Alors que la campagne de vaccination contre le Covid-19 pourrait commencer en France dès la fin de l'année, une partie de la population se montre toujours réticente. Une prudence qui n'est pas irrationnelle, selon l’épidémiologiste Antoine Flahault.
La stratégie de vaccination s’organise mais la réticence d’une partie de la population française demeure. La société Moderna dépose des autorisations de mise sur le marché en Europe et aux États-Unis, tandis que la Haute Autorité de santé publie ses recommandations en matière de vaccination. Mais 59 % de Français disent ne pas avoir l'intention de se "faire vacciner lorsque cela deviendra possible", selon un sondage Ifop pour Le JDD.
“Il n’est pas irrationnel d’avoir une certaine prudence”, répond l’épidémiologiste Antoine Flahault, interviewé par France 24. Celui qui est aussi directeur de l'Institut de santé globale à la faculté de médecine de l'université de Genève explique qu’une campagne de vaccination “efficace”, avant tout, “éliminerait la mortalité et l’hospitalisation en soins intensifs”.
Quels sont les enjeux de la campagne de vaccination à venir en France ?

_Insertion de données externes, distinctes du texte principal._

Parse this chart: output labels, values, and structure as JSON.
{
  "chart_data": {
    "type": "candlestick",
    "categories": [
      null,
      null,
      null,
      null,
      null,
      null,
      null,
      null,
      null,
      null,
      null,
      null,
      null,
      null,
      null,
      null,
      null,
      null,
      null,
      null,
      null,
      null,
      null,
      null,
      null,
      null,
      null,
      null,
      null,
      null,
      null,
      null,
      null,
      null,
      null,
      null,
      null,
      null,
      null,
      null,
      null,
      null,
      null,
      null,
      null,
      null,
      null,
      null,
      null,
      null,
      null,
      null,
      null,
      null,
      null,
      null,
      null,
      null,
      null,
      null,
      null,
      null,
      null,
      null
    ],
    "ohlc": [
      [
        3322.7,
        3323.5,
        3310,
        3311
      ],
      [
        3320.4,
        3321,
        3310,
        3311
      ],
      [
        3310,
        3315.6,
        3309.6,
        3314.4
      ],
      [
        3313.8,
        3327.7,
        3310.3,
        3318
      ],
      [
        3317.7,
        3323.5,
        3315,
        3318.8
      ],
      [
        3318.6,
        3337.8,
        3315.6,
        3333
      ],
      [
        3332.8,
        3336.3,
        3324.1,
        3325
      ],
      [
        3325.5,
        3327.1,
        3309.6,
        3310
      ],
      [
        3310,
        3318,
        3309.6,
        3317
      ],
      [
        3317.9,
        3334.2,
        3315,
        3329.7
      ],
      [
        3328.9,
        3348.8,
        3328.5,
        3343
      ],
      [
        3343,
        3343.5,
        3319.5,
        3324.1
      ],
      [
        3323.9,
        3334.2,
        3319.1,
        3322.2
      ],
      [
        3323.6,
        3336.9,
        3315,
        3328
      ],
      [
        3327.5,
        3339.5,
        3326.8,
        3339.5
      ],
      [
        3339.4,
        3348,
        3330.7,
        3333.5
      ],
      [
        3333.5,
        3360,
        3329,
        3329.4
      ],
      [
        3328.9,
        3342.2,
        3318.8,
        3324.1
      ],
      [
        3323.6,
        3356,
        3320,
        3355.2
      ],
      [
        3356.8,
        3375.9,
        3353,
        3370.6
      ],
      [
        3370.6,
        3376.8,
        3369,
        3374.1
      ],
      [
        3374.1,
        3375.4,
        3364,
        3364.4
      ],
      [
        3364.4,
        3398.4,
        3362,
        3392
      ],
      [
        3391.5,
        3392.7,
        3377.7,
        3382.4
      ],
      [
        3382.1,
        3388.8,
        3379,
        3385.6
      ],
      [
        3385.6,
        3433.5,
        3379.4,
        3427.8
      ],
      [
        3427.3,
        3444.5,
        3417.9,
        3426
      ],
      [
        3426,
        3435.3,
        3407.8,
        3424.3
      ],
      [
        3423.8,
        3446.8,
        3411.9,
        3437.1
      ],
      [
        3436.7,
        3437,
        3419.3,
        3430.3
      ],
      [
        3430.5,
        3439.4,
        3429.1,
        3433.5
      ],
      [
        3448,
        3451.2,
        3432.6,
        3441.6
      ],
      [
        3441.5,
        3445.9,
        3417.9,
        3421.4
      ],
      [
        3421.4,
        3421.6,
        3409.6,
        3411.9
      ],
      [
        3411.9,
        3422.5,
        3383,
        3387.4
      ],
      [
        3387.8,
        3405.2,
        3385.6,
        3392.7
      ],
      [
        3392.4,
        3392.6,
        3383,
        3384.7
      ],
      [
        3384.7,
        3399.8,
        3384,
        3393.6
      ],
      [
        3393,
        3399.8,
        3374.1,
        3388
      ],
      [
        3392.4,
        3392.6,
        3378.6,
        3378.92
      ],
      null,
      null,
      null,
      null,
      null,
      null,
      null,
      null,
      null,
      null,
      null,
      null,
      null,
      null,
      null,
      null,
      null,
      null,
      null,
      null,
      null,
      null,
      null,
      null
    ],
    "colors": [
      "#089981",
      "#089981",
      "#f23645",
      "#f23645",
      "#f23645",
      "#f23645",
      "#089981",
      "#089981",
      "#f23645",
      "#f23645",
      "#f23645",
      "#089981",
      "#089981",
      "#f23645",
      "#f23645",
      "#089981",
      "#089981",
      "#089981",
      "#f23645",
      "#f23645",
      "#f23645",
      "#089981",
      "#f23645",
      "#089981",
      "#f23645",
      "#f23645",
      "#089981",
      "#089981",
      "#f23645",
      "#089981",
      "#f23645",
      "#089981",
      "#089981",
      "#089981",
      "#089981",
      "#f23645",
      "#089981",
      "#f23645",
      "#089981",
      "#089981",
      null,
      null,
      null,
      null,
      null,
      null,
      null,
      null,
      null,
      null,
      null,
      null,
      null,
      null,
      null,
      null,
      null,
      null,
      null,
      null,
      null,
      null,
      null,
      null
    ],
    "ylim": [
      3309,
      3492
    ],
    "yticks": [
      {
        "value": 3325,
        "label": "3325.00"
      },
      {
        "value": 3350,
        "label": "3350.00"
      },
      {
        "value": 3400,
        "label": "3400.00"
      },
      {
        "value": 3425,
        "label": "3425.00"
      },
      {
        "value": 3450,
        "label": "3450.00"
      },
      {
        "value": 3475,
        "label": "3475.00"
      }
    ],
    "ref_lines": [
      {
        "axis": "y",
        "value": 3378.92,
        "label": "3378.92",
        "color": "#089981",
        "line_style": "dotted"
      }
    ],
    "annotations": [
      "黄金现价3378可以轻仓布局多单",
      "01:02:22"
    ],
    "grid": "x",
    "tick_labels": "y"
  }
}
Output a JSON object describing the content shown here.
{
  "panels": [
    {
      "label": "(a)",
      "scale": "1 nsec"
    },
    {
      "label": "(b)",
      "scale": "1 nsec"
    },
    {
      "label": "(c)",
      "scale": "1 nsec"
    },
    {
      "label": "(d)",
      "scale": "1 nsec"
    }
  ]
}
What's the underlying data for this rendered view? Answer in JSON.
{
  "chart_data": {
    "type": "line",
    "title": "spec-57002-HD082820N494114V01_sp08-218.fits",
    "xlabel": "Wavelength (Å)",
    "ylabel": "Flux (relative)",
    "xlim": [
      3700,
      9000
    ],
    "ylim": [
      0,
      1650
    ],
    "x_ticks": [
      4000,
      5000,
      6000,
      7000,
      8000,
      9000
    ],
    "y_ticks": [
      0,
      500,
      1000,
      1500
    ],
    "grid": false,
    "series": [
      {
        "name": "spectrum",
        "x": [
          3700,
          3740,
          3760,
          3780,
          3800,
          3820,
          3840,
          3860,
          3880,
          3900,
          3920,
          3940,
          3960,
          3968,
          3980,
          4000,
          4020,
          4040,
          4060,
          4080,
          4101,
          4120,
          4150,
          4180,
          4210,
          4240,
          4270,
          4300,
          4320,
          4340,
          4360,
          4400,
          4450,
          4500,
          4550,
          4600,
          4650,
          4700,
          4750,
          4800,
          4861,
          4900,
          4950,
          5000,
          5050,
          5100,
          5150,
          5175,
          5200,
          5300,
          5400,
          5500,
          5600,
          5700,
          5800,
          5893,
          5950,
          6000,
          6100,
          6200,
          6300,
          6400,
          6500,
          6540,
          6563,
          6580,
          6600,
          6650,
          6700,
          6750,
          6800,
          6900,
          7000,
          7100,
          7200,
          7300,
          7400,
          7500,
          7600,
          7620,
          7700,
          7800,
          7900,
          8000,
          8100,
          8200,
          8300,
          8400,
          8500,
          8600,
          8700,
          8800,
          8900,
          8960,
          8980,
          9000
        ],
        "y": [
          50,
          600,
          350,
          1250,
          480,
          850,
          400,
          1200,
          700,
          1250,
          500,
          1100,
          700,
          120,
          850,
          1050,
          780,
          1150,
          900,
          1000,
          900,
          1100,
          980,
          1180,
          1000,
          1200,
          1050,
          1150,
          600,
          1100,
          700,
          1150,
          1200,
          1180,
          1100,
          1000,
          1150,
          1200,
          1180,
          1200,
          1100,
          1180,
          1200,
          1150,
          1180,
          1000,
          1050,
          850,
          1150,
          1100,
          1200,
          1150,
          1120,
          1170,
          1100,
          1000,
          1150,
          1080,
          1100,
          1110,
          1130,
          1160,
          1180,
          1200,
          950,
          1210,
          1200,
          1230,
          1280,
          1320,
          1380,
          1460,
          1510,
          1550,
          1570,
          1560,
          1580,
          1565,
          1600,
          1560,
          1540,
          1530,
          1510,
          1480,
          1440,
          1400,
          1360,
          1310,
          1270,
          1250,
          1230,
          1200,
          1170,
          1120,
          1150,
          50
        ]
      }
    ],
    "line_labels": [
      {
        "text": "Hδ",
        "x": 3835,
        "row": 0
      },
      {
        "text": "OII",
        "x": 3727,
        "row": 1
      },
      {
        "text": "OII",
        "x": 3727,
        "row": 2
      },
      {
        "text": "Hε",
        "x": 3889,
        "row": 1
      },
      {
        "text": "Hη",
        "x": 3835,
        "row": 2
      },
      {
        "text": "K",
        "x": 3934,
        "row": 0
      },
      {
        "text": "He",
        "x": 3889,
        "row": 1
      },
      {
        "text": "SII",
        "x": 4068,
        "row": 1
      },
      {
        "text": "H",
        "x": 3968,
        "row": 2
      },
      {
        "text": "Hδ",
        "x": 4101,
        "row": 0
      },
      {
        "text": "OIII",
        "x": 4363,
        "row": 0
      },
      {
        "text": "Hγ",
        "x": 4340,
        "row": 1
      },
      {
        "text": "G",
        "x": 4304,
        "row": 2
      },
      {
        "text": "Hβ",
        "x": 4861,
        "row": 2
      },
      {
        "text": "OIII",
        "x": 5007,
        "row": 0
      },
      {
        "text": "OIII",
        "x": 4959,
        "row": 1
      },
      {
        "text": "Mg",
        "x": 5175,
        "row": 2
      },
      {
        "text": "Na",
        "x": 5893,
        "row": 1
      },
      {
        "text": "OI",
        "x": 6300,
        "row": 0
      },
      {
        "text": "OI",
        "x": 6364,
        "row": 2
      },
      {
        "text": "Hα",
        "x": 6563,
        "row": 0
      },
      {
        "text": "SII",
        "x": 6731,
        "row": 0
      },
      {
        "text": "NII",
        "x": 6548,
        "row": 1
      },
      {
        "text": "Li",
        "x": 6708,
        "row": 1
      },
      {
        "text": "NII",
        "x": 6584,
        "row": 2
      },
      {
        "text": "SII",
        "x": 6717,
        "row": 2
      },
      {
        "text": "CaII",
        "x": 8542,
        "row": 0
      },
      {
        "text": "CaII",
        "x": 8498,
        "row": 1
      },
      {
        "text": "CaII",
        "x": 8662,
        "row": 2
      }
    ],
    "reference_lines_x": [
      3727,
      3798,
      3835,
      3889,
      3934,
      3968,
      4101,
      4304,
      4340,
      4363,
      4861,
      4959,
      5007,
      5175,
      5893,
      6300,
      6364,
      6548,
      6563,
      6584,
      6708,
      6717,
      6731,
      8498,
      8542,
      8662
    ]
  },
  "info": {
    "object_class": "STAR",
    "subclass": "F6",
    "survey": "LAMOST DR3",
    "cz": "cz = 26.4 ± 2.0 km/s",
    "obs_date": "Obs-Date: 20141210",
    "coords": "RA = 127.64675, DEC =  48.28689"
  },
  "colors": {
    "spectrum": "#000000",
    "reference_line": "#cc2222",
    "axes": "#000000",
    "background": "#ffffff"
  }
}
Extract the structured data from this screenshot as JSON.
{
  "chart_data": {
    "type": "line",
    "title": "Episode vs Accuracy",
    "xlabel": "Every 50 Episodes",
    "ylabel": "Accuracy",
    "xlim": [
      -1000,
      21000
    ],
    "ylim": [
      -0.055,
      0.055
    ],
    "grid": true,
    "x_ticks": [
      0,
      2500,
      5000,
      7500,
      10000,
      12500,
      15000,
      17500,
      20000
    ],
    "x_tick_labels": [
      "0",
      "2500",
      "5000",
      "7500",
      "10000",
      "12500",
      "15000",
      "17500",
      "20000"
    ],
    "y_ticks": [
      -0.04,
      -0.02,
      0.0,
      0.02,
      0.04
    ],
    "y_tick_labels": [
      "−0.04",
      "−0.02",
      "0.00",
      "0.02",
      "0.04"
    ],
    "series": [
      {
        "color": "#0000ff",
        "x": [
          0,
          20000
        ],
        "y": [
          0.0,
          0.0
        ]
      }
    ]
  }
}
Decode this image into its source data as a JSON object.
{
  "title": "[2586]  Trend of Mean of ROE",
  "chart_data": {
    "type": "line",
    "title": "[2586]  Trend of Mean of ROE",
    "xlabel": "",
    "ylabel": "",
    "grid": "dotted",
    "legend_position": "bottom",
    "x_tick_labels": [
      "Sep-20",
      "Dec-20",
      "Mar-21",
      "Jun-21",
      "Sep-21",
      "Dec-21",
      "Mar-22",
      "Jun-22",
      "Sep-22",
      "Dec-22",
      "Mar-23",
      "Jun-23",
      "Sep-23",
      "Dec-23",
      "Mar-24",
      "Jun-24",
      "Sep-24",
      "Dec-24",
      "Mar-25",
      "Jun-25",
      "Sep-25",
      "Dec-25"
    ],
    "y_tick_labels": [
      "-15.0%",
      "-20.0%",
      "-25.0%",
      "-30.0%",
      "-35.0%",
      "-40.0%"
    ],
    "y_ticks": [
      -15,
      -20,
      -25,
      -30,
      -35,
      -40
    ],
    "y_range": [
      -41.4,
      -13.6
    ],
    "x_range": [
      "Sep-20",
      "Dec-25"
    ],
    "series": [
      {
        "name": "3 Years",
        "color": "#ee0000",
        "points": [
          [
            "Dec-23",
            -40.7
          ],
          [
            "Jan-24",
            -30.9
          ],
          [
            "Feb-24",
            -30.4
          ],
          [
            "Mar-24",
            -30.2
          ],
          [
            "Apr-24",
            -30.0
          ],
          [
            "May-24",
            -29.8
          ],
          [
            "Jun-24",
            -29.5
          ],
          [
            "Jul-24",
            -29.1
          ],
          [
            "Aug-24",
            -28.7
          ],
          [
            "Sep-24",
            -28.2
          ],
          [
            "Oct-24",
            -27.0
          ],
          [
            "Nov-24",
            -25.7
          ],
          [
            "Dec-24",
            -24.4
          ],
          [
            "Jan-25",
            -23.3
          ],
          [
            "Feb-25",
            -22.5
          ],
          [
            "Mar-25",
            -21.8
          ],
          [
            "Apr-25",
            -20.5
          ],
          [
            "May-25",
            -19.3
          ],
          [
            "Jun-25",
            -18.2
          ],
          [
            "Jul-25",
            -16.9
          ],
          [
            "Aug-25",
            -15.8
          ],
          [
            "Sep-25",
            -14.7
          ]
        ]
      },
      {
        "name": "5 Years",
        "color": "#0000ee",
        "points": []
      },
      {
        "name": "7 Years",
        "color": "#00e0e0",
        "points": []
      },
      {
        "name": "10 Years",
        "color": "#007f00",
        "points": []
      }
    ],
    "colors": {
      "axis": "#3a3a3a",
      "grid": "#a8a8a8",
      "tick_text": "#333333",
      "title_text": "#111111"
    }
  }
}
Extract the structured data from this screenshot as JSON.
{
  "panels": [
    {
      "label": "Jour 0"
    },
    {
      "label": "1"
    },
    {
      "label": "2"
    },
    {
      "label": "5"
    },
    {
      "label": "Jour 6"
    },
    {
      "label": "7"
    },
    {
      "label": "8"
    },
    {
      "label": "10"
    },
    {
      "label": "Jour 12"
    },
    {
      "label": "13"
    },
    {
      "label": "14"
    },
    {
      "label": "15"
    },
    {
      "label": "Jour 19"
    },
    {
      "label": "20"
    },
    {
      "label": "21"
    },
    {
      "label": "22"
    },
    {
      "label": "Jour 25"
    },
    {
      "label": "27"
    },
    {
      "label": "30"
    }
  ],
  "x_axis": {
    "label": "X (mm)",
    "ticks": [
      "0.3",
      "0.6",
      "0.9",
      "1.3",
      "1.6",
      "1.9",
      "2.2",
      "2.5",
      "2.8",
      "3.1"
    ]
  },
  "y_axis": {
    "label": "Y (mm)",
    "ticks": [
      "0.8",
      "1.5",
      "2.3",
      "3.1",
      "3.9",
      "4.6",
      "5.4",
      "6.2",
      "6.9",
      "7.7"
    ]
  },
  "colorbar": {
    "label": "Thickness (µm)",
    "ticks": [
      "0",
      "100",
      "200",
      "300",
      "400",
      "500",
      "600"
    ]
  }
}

Antoine Flahault : L’enjeu pour la France, pour toute l’Europe et pour le monde, c’est de vacciner en priorité les personnes à très haut risque de mortalité et de complications sévères de cette maladie, soit un segment de l’ordre de 20 % de la population mondiale. Comme on ne bénéficie pas d’un vaccin largement abondant a priori, il va falloir avoir une stratégie qui ne sera pas dite “de blocage” - c’est-à-dire une immunité de groupe pour bloquer l’épidémie – mais davantage une politique de protection des personnes à risques de complications et de mortalité sur une période qui va peut-être durer quelques mois.
Comment expliquer qu’une part importante de la population française ne souhaite pas être vaccinée pour le moment ?
La France ne fait pas exception. Tous les pays connaissent des réticences vaccinales, c’est une préoccupation pour la plupart des autorités de santé publique. Concernant ces réticences, elles peuvent s’entendre pour plusieurs raisons. Les deux premiers vaccins qui vont probablement être sur le marché (Moderna et Pfizer-BioNTech, NDLR) sont des ARN messager, des vaccins totalement nouveaux dans la pharmacopée.
On est donc dans l’innovation maximale, et il n’est pas irrationnel d’avoir une certaine prudence face à cela et de vouloir attendre que le vaccin ait fait ses preuves, pas tant en terme d’efficacité – les essais ont été là pour cela – mais plutôt en terme de risques. Les vaccins pourraient se révéler, à l’usage, différents sur des millions de personnes que ce qui nous a été présenté avec les essais sur des dizaines de milliers de personnes.
L’âge est aussi à prendre en compte : les personnes qui ne sont pas à risque de complications sévères ou de mortalité par la Covid-19 vont certainement avoir une exigence sur le rapport bénéfices-risques de ces vaccins plus importante que celle des plus de 70 ans, qui vont trouver un soulagement, un grand changement dans leur vie après la vaccination.
Quel pourcentage de vaccination de la population va-t-il falloir atteindre pour que cette campagne soit efficace malgré les réticences ?
Cela repose moins dans le pourcentage de personnes vaccinées que dans l'objectif qui est visé. Une campagne efficace éliminerait la mortalité et l’hospitalisation en soins intensifs des personnes âgées, ciblées en priorité pour la vaccination. Après, dans le monde, on n’a pas choisi une politique “de blocage” de l’épidémie qui aurait consisté à vacciner plutôt les segments jeunes de la population à plus de 60 %. Il n’est recommandé, pour le moment, de ne vacciner que les segments vulnérables de la population vis-à-vis de cette maladie et éventuellement les professionnels de santé particulièrement exposés.
Il est aussi possible – et des études de séroprévalence pourraient le démontrer – qu’une partie de la population, notamment les jeunes, soit naturellement immunisée aujourd’hui contre le SARS-CoV-2 et qu’elle coopère avec la partie qui aurait une immunité vaccinale pour limiter la diffusion et la propagation ultérieures du Covid-19. L’accumulation de ces deux immunités pourrait concourir à freiner le virus.
À quand un retour à la normale ou, en tout cas, à une vie similaire à l’année 2019 ?
Cela peut être rapide (à l’automne 2021 en cas de vaccination large, selon l’épidémiologiste Arnaud Fontanet, NDLR). Si on est capable de vacciner vite les personnes âgées et les personnes à risques, avec des comorbidités, alors on peut changer radicalement le pronostic du Covid-19 et en faire une maladie respiratoire très bénigne. Si la campagne de vaccination permet cela, alors on sera très vite débarrassé du problème.